Influenciadores com grandes audiências relataram ter sido procurados para veicular conteúdo pago contra o Banco Central e em defesa do Master. O vereador e influenciador Rony Gabriel (PL-RS) afirmou ter recusado proposta financeira para associar a liquidação a “supostas falhas” do BC e proteger Daniel Vorcaro. A influenciadora Juliana Moreira Leite fez relato semelhante.

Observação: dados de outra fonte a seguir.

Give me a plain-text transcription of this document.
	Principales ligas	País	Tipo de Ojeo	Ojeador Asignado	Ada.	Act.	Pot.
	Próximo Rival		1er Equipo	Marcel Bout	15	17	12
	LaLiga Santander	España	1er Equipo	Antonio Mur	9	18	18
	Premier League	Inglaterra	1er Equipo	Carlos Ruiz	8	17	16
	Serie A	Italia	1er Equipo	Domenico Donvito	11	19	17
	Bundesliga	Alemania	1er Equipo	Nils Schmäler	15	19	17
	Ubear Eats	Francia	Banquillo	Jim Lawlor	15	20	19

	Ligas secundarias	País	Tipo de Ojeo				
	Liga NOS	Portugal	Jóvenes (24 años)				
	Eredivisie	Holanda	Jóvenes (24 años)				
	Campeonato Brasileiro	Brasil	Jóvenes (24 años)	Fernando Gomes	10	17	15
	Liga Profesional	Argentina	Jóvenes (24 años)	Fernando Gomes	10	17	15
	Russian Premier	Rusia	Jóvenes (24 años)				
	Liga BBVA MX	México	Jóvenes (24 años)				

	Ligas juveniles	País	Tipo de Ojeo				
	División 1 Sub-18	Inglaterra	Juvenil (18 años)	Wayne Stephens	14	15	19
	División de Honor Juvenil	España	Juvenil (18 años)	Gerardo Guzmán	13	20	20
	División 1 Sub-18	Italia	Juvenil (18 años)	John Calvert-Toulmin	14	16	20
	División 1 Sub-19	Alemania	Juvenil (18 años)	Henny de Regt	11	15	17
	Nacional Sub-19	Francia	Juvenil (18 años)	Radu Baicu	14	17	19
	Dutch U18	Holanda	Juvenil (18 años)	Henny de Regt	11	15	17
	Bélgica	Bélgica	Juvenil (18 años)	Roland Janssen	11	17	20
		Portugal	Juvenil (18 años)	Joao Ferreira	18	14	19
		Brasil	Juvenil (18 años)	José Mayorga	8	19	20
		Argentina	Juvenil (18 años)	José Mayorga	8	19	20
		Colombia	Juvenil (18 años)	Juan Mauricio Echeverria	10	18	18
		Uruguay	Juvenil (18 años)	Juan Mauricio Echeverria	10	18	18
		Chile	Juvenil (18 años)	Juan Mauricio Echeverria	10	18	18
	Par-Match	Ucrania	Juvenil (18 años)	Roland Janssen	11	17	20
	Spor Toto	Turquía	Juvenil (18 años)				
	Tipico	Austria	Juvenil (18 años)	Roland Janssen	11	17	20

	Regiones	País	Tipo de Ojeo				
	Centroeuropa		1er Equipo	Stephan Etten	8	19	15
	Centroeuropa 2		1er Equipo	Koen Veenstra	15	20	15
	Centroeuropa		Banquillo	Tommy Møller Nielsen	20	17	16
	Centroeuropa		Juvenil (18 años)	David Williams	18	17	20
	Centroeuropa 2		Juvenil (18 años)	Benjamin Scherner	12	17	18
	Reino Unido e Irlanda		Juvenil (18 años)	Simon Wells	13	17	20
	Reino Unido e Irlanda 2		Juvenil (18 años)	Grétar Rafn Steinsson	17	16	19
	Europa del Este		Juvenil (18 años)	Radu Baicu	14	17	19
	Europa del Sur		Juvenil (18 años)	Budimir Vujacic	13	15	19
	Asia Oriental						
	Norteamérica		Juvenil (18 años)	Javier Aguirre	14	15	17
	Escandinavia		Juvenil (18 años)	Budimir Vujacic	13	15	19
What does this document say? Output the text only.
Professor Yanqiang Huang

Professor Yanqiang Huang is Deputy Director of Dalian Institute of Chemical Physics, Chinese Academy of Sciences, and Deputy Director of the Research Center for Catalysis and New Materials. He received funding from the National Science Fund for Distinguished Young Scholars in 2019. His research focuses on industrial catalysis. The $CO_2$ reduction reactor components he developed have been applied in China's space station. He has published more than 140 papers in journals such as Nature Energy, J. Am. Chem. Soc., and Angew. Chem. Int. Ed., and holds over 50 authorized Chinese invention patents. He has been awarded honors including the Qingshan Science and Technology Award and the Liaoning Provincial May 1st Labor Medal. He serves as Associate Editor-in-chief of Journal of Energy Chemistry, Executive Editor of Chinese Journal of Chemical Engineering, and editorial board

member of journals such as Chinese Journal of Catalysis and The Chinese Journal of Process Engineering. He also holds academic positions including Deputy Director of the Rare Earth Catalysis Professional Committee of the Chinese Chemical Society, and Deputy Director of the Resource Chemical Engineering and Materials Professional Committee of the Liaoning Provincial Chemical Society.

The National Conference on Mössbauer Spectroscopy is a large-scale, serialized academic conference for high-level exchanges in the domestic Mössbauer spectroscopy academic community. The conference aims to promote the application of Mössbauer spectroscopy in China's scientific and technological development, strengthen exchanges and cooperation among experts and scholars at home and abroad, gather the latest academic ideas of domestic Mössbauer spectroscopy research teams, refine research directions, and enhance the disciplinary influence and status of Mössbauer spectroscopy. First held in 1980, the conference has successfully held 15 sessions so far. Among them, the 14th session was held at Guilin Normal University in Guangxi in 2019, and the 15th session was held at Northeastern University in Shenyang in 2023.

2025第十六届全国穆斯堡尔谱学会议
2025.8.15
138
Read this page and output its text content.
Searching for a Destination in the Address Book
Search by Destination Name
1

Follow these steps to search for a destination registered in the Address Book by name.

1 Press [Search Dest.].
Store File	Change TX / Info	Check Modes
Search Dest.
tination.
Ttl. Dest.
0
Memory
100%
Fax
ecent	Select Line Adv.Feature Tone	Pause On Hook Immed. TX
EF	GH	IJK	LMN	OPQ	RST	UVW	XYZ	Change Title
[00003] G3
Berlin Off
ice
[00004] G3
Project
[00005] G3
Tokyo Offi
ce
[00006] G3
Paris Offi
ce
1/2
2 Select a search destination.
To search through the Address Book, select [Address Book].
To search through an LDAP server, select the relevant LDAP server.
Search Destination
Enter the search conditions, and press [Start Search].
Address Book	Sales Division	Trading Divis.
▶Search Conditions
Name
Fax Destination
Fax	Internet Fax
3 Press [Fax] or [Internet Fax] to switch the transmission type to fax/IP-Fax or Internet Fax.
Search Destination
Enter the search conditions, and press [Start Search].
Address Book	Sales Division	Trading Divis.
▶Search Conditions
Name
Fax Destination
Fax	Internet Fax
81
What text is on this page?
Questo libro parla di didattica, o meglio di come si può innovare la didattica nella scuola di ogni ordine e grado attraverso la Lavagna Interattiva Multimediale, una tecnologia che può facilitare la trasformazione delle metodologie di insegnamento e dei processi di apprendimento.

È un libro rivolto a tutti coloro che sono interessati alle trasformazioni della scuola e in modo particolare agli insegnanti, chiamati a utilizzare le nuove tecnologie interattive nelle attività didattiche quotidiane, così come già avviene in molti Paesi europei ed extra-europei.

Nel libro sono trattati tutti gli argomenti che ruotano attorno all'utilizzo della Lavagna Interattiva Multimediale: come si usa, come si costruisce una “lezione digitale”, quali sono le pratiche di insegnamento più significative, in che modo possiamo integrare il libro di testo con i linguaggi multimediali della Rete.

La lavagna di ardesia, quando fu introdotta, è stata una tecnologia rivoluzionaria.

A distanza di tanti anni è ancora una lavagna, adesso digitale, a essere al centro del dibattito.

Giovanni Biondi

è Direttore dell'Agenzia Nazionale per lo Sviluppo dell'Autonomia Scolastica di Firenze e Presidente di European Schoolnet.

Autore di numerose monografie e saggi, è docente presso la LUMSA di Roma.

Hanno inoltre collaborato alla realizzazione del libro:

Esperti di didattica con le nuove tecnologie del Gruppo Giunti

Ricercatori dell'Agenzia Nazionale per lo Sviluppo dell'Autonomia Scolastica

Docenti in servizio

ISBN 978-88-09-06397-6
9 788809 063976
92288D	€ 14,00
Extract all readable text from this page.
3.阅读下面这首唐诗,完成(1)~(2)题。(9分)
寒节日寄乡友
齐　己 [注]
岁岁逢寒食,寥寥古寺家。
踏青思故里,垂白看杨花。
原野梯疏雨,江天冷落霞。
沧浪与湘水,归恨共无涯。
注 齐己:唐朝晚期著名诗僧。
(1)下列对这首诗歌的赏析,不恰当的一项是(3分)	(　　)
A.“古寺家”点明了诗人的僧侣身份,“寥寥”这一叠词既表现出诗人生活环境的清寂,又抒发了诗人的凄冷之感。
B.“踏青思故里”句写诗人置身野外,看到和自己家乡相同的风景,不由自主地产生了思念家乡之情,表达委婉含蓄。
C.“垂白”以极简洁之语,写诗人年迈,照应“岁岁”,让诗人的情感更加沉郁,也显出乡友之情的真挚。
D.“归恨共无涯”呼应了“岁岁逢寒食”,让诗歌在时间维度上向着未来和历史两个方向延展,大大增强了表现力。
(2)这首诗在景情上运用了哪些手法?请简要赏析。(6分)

TCU afirma estar “sob ataque”

Em mensagem interna, o presidente do TCU, ministro Vital do Rêgo, defendeu o relator e disse que o tribunal “não pode se alienar de suas prerrogativas”, acrescentando que nenhuma instituição pública é imune ao controle externo. Ele também criticou a imprensa por, segundo ele, “reverberar uma única narrativa”.

Próximos passos

O impasse agora segue para o plenário do STF, que decidirá até onde vai a atuação do TCU sobre processos de resolução bancária conduzidos pelo BC. Especialistas ouvidos avaliam que o desfecho definirá parâmetros para futuras intervenções no sistema financeiro brasileiro.